Let $P'$ be a refinement of $P$.
Then:
- $\norm {P'} \le \norm P$
where $\norm P$ denotes the norm of $P$.
Proof
Let $P = \set {x_0, x_1, \dotsc, x_{n - 1}, x_n}$.
Let $P' = \set {y_0, y_1, \dotsc, y_{m - 1}, y_m}$.
By definition of refinement:
- $P \subseteq P'$
Therefore, every $x_i \in P'$.
Thus, every $i \in \set {0, 1, \dotsc, n - 1, n}$, define $k_i \in \set {0, 1, \dotsc, m - 1, m}$ such that:
- $y_{k_i} = x_i$
Now, for each $j \in \set {1, 2, \dotsc, m - 1, m}$, let $i_j$ be the smallest $i$ such that $k_i \ge j$.
Since $k_{i_j} \ge j$, it follows that $y_j \le y_{k_{i_j}}$.

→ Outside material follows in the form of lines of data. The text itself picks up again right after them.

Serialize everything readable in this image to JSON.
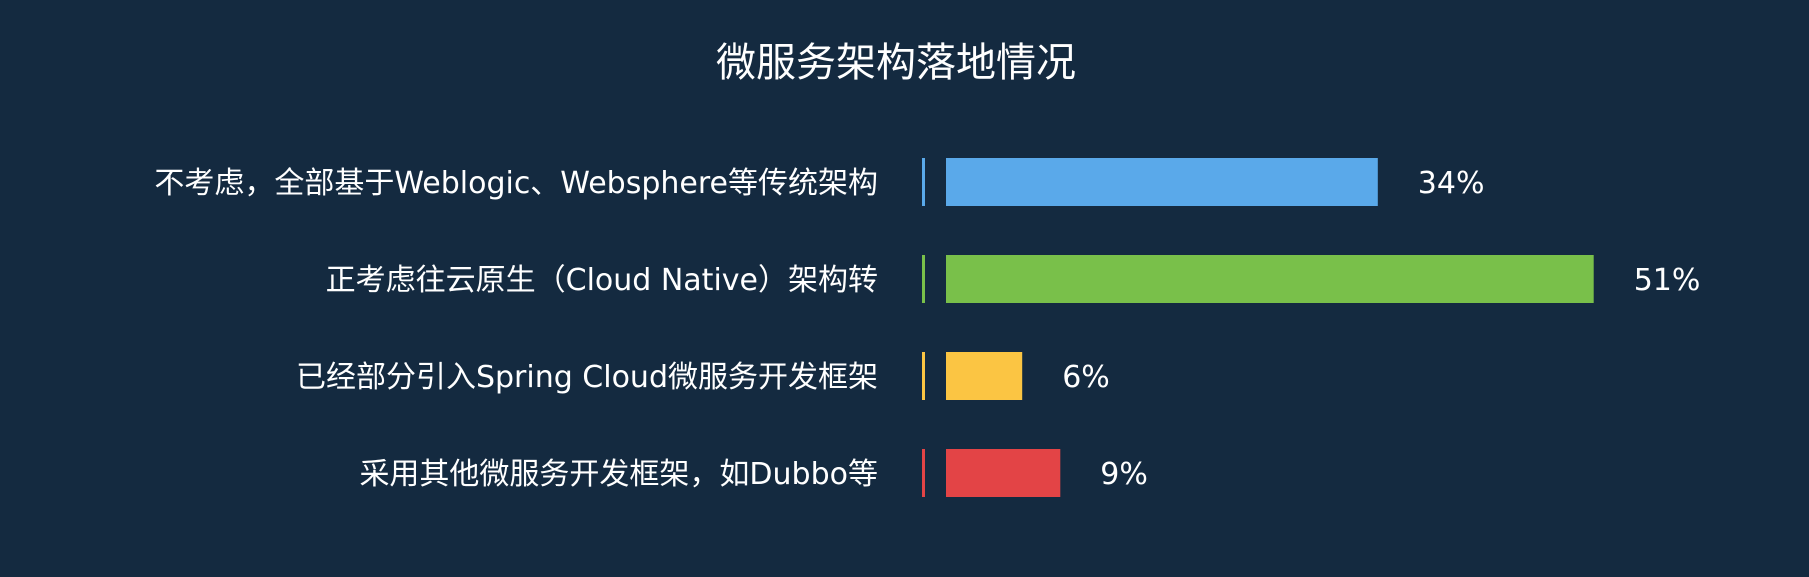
{
  "chart_data": {
    "type": "bar",
    "orientation": "horizontal",
    "title": "微服务架构落地情况",
    "categories": [
      "不考虑，全部基于Weblogic、Websphere等传统架构",
      "正考虑往云原生（Cloud Native）架构转",
      "已经部分引入Spring Cloud微服务开发框架",
      "采用其他微服务开发框架，如Dubbo等"
    ],
    "values": [
      34,
      51,
      6,
      9
    ],
    "value_labels": [
      "34%",
      "51%",
      "6%",
      "9%"
    ],
    "unit": "%",
    "colors": [
      "#5aa9ea",
      "#79c04a",
      "#fbc543",
      "#e34446"
    ],
    "background": "#142a40",
    "grid": false,
    "legend": "none"
  }
}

Therefore, by definition of $k_i$:
- $y_j \le x_{i_j}$
Aiming for a contradiction, suppose $k_{i_j - 1} > j - 1$.
Then, $k_{i_j - 1} \ge j$, contradicting the fact that $i_j$ is the smallest $i$ satisfying the property.
Therefore, by Proof by Contradiction, $k_{i_j - 1} \le j - 1$.
Hence, $x_{i_j - 1} = y_{k_{i_j - 1}} \le y_{j - 1}$.
Let $Z = \norm {P'}$ be the norm of $P'$.
By definition, there is some $j \in \set {1, 2, \dotsc, m - 1, m}$ such that:
- $y_j - y_{j - 1} = Z$
But from:
- $x_{i_j - 1} \le y_{j - 1} \le y_j \le x_{i_j}$
it follows that:
- $x_{i_j} - x_{i_j - 1} \ge y_j - y_{j - 1} = Z$
Therefore, by definition of the norm of $P$:
- $\norm P \ge Z = \norm {P'}$
$\blacksquare$